Anyone wandering through the open hospital grounds, popular with dog walkers, was free to leaf through decades of documents left in the driveway of the administrative and information building, which closed its doors at the site last week.

Half a dozen wheelie bins left in the driveway of the administration block were locked but six others were open or secured only with adhesive tape applied by desperate staff members unable to get enough bins to secure documents they knew to be confidential. Two of those bins carried notes headed “Confidential documents”.

The notes, written by a staff doctor, Graeme Halliday, said: “To Whom It May Concern, Ive been requesting confidential paper bins for at least a week before the hospital closed but could not get any. Transport kindly delivered these on Thursday May 1st, but I didnt realise until I had filled them – they are in fact not for the disposal of confidential documents. Quite happy to return to help transfer these to confidential bins if someone can help me obtain these.”
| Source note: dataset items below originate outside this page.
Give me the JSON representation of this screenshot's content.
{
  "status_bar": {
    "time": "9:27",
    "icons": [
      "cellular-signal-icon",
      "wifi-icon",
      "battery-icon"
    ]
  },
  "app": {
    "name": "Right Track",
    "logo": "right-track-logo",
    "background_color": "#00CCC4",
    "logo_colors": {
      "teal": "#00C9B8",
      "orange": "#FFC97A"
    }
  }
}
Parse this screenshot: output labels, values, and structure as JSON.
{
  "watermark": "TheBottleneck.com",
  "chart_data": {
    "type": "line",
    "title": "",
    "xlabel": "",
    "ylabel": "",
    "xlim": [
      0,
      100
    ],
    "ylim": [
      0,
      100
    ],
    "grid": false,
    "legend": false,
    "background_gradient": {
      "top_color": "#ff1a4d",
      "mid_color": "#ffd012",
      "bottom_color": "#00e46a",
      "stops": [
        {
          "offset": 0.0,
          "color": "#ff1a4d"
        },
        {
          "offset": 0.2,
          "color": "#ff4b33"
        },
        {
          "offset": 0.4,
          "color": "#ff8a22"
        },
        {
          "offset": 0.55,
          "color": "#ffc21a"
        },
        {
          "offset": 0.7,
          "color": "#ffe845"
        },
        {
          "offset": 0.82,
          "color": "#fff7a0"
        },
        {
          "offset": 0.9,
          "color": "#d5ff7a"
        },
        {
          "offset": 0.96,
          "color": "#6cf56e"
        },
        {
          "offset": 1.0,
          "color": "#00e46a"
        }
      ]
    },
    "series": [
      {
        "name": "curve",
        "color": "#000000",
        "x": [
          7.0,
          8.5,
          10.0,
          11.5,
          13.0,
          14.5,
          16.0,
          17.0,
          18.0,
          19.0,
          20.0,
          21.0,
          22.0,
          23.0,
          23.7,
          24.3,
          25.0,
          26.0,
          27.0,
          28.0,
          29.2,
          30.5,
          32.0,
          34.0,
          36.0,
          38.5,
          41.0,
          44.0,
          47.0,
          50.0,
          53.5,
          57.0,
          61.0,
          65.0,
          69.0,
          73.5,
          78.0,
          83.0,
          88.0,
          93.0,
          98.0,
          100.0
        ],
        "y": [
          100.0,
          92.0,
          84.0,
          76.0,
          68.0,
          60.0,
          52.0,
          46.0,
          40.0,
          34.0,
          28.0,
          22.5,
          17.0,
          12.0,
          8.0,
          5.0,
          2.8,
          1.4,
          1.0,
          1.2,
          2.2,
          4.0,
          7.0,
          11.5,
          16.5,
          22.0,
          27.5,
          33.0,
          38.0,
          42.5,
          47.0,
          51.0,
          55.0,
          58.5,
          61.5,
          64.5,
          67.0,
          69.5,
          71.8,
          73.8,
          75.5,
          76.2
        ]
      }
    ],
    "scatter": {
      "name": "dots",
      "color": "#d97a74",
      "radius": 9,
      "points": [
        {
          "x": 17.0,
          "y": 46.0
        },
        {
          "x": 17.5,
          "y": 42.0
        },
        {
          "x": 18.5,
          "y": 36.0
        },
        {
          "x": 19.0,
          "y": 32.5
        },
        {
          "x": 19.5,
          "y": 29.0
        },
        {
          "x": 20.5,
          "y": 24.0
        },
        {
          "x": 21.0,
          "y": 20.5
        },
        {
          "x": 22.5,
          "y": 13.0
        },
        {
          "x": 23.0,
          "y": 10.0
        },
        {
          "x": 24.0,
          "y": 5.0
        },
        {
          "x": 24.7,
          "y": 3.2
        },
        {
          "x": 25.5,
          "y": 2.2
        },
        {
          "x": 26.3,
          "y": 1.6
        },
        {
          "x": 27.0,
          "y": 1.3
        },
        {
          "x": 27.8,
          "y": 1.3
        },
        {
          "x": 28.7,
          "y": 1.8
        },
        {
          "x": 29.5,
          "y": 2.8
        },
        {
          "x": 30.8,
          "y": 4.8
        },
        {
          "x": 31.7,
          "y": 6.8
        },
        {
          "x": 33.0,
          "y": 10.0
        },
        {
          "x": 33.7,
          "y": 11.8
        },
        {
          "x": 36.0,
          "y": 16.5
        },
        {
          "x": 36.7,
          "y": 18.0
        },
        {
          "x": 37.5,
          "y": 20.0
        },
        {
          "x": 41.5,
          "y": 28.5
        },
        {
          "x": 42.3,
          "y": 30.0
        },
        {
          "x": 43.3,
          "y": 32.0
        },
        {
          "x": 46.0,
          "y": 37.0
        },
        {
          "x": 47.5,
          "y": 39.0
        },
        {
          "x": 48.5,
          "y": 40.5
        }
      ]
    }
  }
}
Yesterday Dr Halliday was furious the bins had been left outside the building and said he had done his best to ensure their contents were properly disposed of.

He said he had worked until midnight on Saturday trying to dispose of documents he had no time to finish packing as he had had a full patient load during preparations for the move.

He had left all the bins locked inside the building on Saturday night and was uncertain who had moved them outside.

Dr Halliday drove immediately to Rozelle Hospital when he heard the documents were outside to ensure they were secured.

In other parts of the hospital grounds staff record cards spilled from torn plastic bags before a compactor truck arrived yesterday afternoon.

The director of mental health for the Sydney South West Area Health Service, Dr Victor Storm, said only two normal bins had been used for confidential waste. The bins had been put outside by accident yesterday morning.

“Both the secure and general waste bins have since been locked away, and a collection is now expected later this week.”
I suppose we should be grateful that “only two normal bins had been used for confidential waste.”

There, doesn’t that make us all feel better? Obviously, Dr Storm and SSWAHS seem to think so.